На паперти первого же храма народ, слышен женский плач и причитания. И вроде свадебная процессия в стороне! А невеста в слезах.

– Что случилось?! – голос Бориса Константиновича загромыхал на всю улицу. К нему живо обернулись все стоявшие на ступеньках храма, лица были недобрые.

Один из мужиков развел руками:

– Все церкви закрыты, княже.

– Почему?!

– Говорят, митрополит Алексий повелел…

Конь князя рванулся с места, поднимая пыль облаком. Воевода следом за Борисом. Служки у монастырских ворот едва успели раскрыть их пошире. Даже не сознавая, что делает, Борис так и подъехал к крыльцу верхом.

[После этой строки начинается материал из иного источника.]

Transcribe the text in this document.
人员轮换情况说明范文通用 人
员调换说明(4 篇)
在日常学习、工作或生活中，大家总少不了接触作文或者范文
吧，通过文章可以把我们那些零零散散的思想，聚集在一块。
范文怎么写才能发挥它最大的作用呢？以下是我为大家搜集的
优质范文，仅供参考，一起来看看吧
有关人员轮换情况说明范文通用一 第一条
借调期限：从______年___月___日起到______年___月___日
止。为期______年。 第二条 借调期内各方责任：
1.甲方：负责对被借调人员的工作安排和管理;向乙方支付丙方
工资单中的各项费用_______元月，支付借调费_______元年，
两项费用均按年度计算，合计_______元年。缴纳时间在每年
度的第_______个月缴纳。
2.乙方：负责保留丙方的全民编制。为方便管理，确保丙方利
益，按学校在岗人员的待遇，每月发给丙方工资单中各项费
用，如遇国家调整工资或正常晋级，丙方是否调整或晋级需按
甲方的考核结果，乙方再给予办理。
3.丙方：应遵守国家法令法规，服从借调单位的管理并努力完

Там уже стоял давешний монах, а позади него епископ. Мысленно ругнувшись на епископа: «Вот я тебе!», Борис закричал:

– Почему храмы закрыли?!

Сергий спокойно спустился по ступенькам и с укором произнес:

– Сойди с коня, князь, ты в обители, а не на рати. А церкви закрыли по распоряжению митрополита всея Руси Алексия. Я хотел вчера сказать, да ты слушать не стал.

Борис затравленно оглянулся и обомлел. Вроде мчался во весь опор, но толпа горожан успела почти следом за ним и слышала укор монаха! Закусив губу, он спрыгнул с лошади, но поводьев подскочившему иноку не отдал. Князь не собирался уговаривать здесь никого, его дело приказывать!

И вдруг Борис с ужасом понял, что приказывать вот этому чернецу и тем, кто вокруг него, не может! Есть сила, которую не взять острым мечом или угрозой, над которой он не властен. Борис Константинович с ужасом осознал, что проиграли и он, и брат Дмитрий, еще не начиная игры, тогда, когда за спиной маленького московского князя встал бежавший из заточения митрополит Алексий! А теперь еще и этот монах, в лицо которому с надеждой заглядывают все нижегородцы…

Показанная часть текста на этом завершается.